Inpefa is the company’s first approved product, and has been greenlit based on data from two phase 3 cardiovascular outcomes trials – SOLOIST-WHF and SCORED – which together enrolled around 12,000 patients.
In the SOLOIST-WHF trial, which included patients recently hospitalised for worsening heart failure, Inpefa cut the risk of hospitalisations for heart failure, cardiovascular death, and urgent visits for heart failure by 33% compared to placebo.
“The approval of INPEFA, along with the breadth of the label, is a major milestone in Lexicon’s path to fulfilling its mission of pioneering medicines that transform patients’ lives,” said Lonnel Coats, the biotech’s chief executive.
“We expect this important innovation to be commercially available in the US market by the end of June,” he added.
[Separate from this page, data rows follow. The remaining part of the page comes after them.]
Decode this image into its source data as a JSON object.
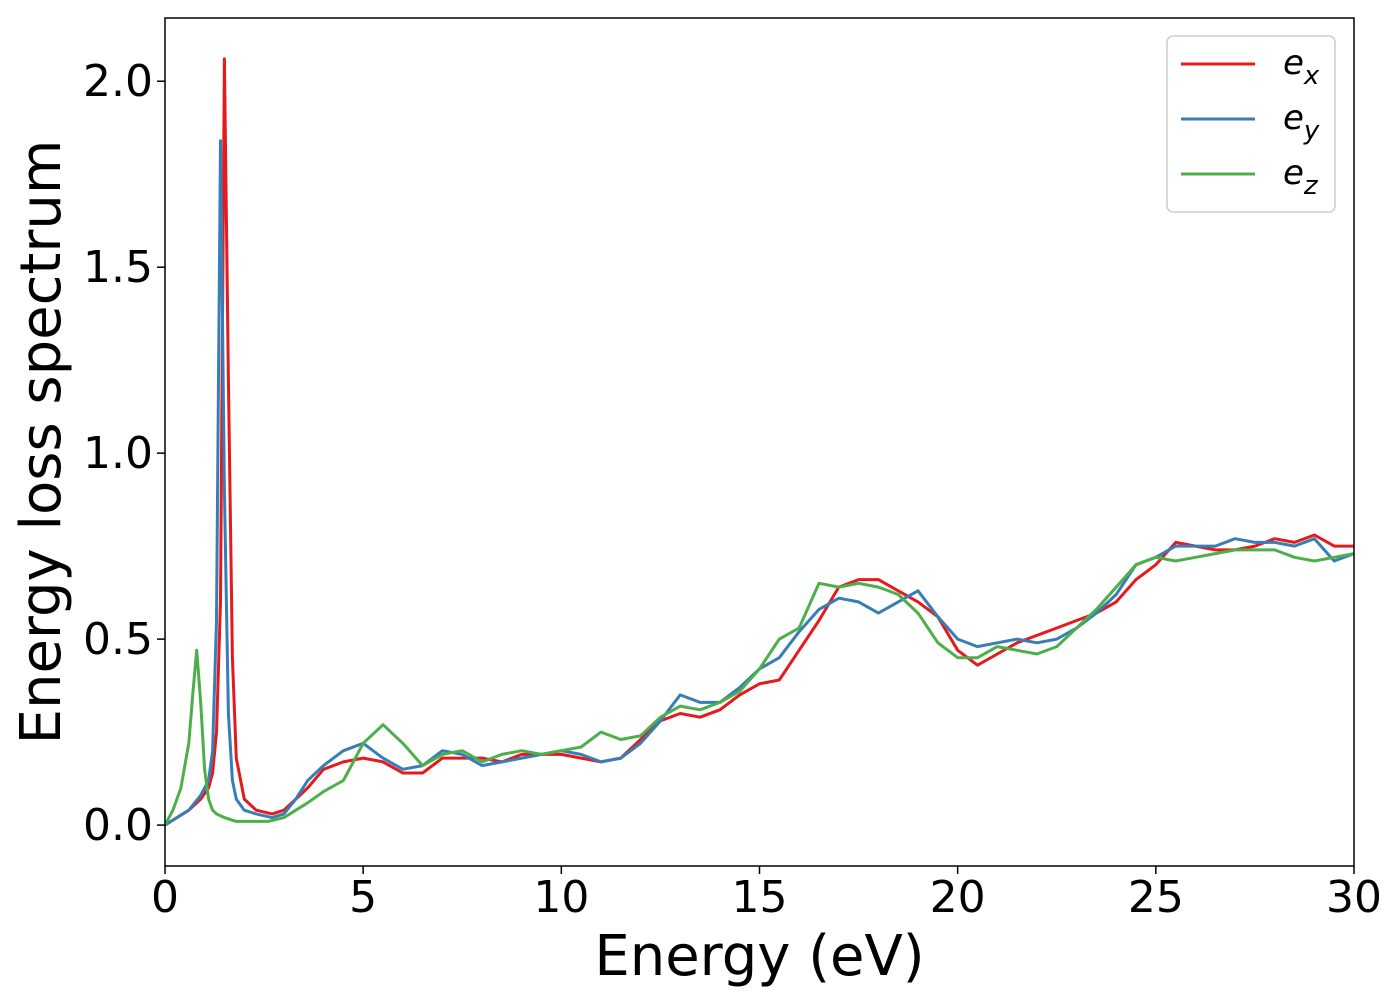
{
  "chart_data": {
    "type": "line",
    "title": "",
    "xlabel": "Energy (eV)",
    "ylabel": "Energy loss spectrum",
    "xlim": [
      0,
      30
    ],
    "ylim": [
      -0.11,
      2.17
    ],
    "xticks": [
      0,
      5,
      10,
      15,
      20,
      25,
      30
    ],
    "xtick_labels": [
      "0",
      "5",
      "10",
      "15",
      "20",
      "25",
      "30"
    ],
    "yticks": [
      0.0,
      0.5,
      1.0,
      1.5,
      2.0
    ],
    "ytick_labels": [
      "0.0",
      "0.5",
      "1.0",
      "1.5",
      "2.0"
    ],
    "grid": false,
    "legend_position": "top-right",
    "series": [
      {
        "name": "e",
        "subscript": "x",
        "color": "#e41a1c",
        "x": [
          0,
          0.3,
          0.6,
          0.9,
          1.1,
          1.2,
          1.3,
          1.4,
          1.5,
          1.6,
          1.7,
          1.8,
          2.0,
          2.3,
          2.7,
          3.0,
          3.3,
          3.6,
          4.0,
          4.5,
          5.0,
          5.5,
          6.0,
          6.5,
          7.0,
          7.5,
          8.0,
          8.5,
          9.0,
          9.5,
          10.0,
          10.5,
          11.0,
          11.5,
          12.0,
          12.5,
          13.0,
          13.5,
          14.0,
          14.5,
          15.0,
          15.5,
          16.0,
          16.5,
          17.0,
          17.5,
          18.0,
          18.5,
          19.0,
          19.5,
          20.0,
          20.5,
          21.0,
          21.5,
          22.0,
          22.5,
          23.0,
          23.5,
          24.0,
          24.5,
          25.0,
          25.5,
          26.0,
          26.5,
          27.0,
          27.5,
          28.0,
          28.5,
          29.0,
          29.5,
          30.0
        ],
        "y": [
          0.0,
          0.02,
          0.04,
          0.07,
          0.1,
          0.14,
          0.25,
          0.6,
          2.06,
          1.2,
          0.45,
          0.18,
          0.07,
          0.04,
          0.03,
          0.04,
          0.07,
          0.1,
          0.15,
          0.17,
          0.18,
          0.17,
          0.14,
          0.14,
          0.18,
          0.18,
          0.18,
          0.17,
          0.19,
          0.19,
          0.19,
          0.18,
          0.17,
          0.18,
          0.23,
          0.28,
          0.3,
          0.29,
          0.31,
          0.35,
          0.38,
          0.39,
          0.47,
          0.55,
          0.64,
          0.66,
          0.66,
          0.63,
          0.6,
          0.56,
          0.47,
          0.43,
          0.46,
          0.49,
          0.51,
          0.53,
          0.55,
          0.57,
          0.6,
          0.66,
          0.7,
          0.76,
          0.75,
          0.74,
          0.74,
          0.75,
          0.77,
          0.76,
          0.78,
          0.75,
          0.75
        ]
      },
      {
        "name": "e",
        "subscript": "y",
        "color": "#377eb8",
        "x": [
          0,
          0.3,
          0.6,
          0.9,
          1.1,
          1.2,
          1.3,
          1.35,
          1.4,
          1.5,
          1.6,
          1.7,
          1.8,
          2.0,
          2.3,
          2.7,
          3.0,
          3.3,
          3.6,
          4.0,
          4.5,
          5.0,
          5.5,
          6.0,
          6.5,
          7.0,
          7.5,
          8.0,
          8.5,
          9.0,
          9.5,
          10.0,
          10.5,
          11.0,
          11.5,
          12.0,
          12.5,
          13.0,
          13.5,
          14.0,
          14.5,
          15.0,
          15.5,
          16.0,
          16.5,
          17.0,
          17.5,
          18.0,
          18.5,
          19.0,
          19.5,
          20.0,
          20.5,
          21.0,
          21.5,
          22.0,
          22.5,
          23.0,
          23.5,
          24.0,
          24.5,
          25.0,
          25.5,
          26.0,
          26.5,
          27.0,
          27.5,
          28.0,
          28.5,
          29.0,
          29.5,
          30.0
        ],
        "y": [
          0.0,
          0.02,
          0.04,
          0.08,
          0.12,
          0.2,
          0.55,
          1.2,
          1.84,
          0.9,
          0.3,
          0.12,
          0.07,
          0.04,
          0.03,
          0.02,
          0.03,
          0.07,
          0.12,
          0.16,
          0.2,
          0.22,
          0.18,
          0.15,
          0.16,
          0.2,
          0.19,
          0.16,
          0.17,
          0.18,
          0.19,
          0.2,
          0.19,
          0.17,
          0.18,
          0.22,
          0.28,
          0.35,
          0.33,
          0.33,
          0.37,
          0.42,
          0.45,
          0.52,
          0.58,
          0.61,
          0.6,
          0.57,
          0.6,
          0.63,
          0.56,
          0.5,
          0.48,
          0.49,
          0.5,
          0.49,
          0.5,
          0.53,
          0.57,
          0.62,
          0.7,
          0.72,
          0.75,
          0.75,
          0.75,
          0.77,
          0.76,
          0.76,
          0.75,
          0.77,
          0.71,
          0.73
        ]
      },
      {
        "name": "e",
        "subscript": "z",
        "color": "#4daf4a",
        "x": [
          0,
          0.2,
          0.4,
          0.6,
          0.7,
          0.8,
          0.9,
          1.0,
          1.1,
          1.2,
          1.3,
          1.5,
          1.8,
          2.2,
          2.6,
          3.0,
          3.3,
          3.6,
          4.0,
          4.5,
          5.0,
          5.5,
          6.0,
          6.5,
          7.0,
          7.5,
          8.0,
          8.5,
          9.0,
          9.5,
          10.0,
          10.5,
          11.0,
          11.5,
          12.0,
          12.5,
          13.0,
          13.5,
          14.0,
          14.5,
          15.0,
          15.5,
          16.0,
          16.5,
          17.0,
          17.5,
          18.0,
          18.5,
          19.0,
          19.5,
          20.0,
          20.5,
          21.0,
          21.5,
          22.0,
          22.5,
          23.0,
          23.5,
          24.0,
          24.5,
          25.0,
          25.5,
          26.0,
          26.5,
          27.0,
          27.5,
          28.0,
          28.5,
          29.0,
          29.5,
          30.0
        ],
        "y": [
          0.0,
          0.04,
          0.1,
          0.22,
          0.35,
          0.47,
          0.33,
          0.15,
          0.07,
          0.04,
          0.03,
          0.02,
          0.01,
          0.01,
          0.01,
          0.02,
          0.04,
          0.06,
          0.09,
          0.12,
          0.22,
          0.27,
          0.22,
          0.16,
          0.19,
          0.2,
          0.17,
          0.19,
          0.2,
          0.19,
          0.2,
          0.21,
          0.25,
          0.23,
          0.24,
          0.29,
          0.32,
          0.31,
          0.33,
          0.36,
          0.42,
          0.5,
          0.53,
          0.65,
          0.64,
          0.65,
          0.64,
          0.62,
          0.57,
          0.49,
          0.45,
          0.45,
          0.48,
          0.47,
          0.46,
          0.48,
          0.53,
          0.58,
          0.64,
          0.7,
          0.72,
          0.71,
          0.72,
          0.73,
          0.74,
          0.74,
          0.74,
          0.72,
          0.71,
          0.72,
          0.73
        ]
      }
    ]
  }
}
There’s no word yet on the price Lexicon intends to charge for the drug, although the company is due to hold a conference call tomorrow to lay out its plans for commercialisation.
Lexicon’s attempt to get approval for sotagliflozin as an add-on to insulin therapy for people with type 1 diabetes resulted in a complete response letter (CRL) from the FDA in 2019, on the grounds that it came with a risk of diabetic ketoacidosis (DKA).
The decision was appealed twice by the company without success, and in the interim it lost a multibillion-dollar alliance with Sanofi for the drug. It did manage to get approval for type 1 diabetes indication in Europe as Zynquista, however, but was never launched there for commercial reasons.
Piper Sandler analysts predicted ahead of the approval earlier that Inpefa could generate sales of $112 million in 2025, rising to $576 million by 2028.